FLEXBUMIN 5% and 25% are indicated for hypovolemia, hypoalbuminemia (burns), and cardiopulmonary bypass surgery. Albumin is not indicated as an intravenous nutrient. FLEXBUMIN 25% is also indicated for hypoalbuminemia due to Adult Respiratory Distress Syndrome (ARDS) and nephrosis, and for hemolytic disease of the newborn (HDN).
Therapeutic human albumin solutions are used for a broad range of clinical conditions, either in the 5% isotonic or 25% hypertonic solution.3-5 The key indication for albumin is the restoration and maintenance of circulating blood volume in situations such as trauma, surgery, blood loss, hypoalbuminemia, and burns.4,5
The degree and duration of volume expansion depends on a variety of factors such as patients’ clinical condition and initial circulatory volume, but the effect may be diminished with dehydration. The dose requirements are dependent on clinical factors such as the size of the patient, severity of trauma or illness, and continuing fluid and protein losses.6
Maintenance of adequate circulating volume is achieved by monitoring hemodynamic performance regularly; tests may include assessments of arterial blood pressure and pulse rate, central venous pressure, pulmonary artery wedge pressure, urine output, serum electrolytes, and hematocrit/hemoglobin levels.6
The first formally documented clinical use of human albumin was following the attack on Pearl Harbor in December 1941.3,9,10 Seven patients who suffered burns in the attack were treated with human albumin and survived.3
Following this initial success, albumin was used to treat shock victims during the remainder of World War II. Afterward, it became the first protein available at industrial scale. Emergency physicians and first responders have come to rely on human albumin as a vital tool in response to trauma, burns, and shock in many critical care situations.3,9,10
Human albumin was first purified for clinical use by Dr. E. Cohn in the 1940s.11
To meet growing demand for plasma-based therapeutics, Takeda is focused on optimizing our global manufacturing operation.12 As part of this effort, our new state-of-the-art plasma fractionation facility in Covington, GA, is expected to expand capacity by 3 million liters of plasma each year when fully functional—an ~30% increase.3,13
The facility received U.S. Food and Drug Administration (FDA) approval for production of one immune globulin product in June 2018 and albumin in March 2019.13,14
Takeda is committed to the highest standards of quality in plasma collection and processing and the manufacture of life-saving therapeutics from plasma.15
Takeda employs a series of key processes to support safety, beginning with the collection of human plasma from donors and continuing through production. Our processes have been certified by the Plasma Protein Therapeutics Association (PPTA) Quality Standards of Excellence, Assurance and Leadership (QSEAL) Voluntary Standard since 2001.16
Takeda has the experience and the expertise to confidently manage the end-to-end challenges of developing complex, plasma-based therapeutics—from securing donations to delivering treatment.

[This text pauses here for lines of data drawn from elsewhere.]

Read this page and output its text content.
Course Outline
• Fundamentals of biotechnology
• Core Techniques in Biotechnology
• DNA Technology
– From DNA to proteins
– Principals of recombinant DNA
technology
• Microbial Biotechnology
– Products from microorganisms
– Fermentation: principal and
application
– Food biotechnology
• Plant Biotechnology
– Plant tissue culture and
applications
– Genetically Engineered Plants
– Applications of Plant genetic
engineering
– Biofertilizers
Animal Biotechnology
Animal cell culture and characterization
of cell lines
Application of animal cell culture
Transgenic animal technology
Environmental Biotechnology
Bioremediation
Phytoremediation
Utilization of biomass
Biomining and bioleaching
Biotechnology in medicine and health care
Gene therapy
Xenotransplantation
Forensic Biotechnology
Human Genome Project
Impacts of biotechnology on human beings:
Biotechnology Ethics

Accurately predicting utilization for plasma-based therapeutics and meeting that demand can be a complicated process for manufacturers. At Takeda, we conduct rigorous analyses and manage multiple challenges that can impact albumin supply, including collections, manufacturing process, lead time, yield, and utilization of all plasma products.12,17,18
Takeda operates more than 100 state-of-the-art BioLife® plasma donation centers in the United States to help meet the growing need for plasma-based therapeutics.3
Indications and Limitation of Use
FLEXBUMIN [Albumin (Human)] 5% and 25% are indicated for hypovolemia, hypoalbuminemia (burns), and cardiopulmonary bypass surgery. Albumin is not indicated as an intravenous nutrient. FLEXBUMIN 25% is also indicated for hypoalbuminemia due to Adult Respiratory Distress Syndrome (ARDS) and nephrosis, and for hemolytic disease of the newborn (HDN).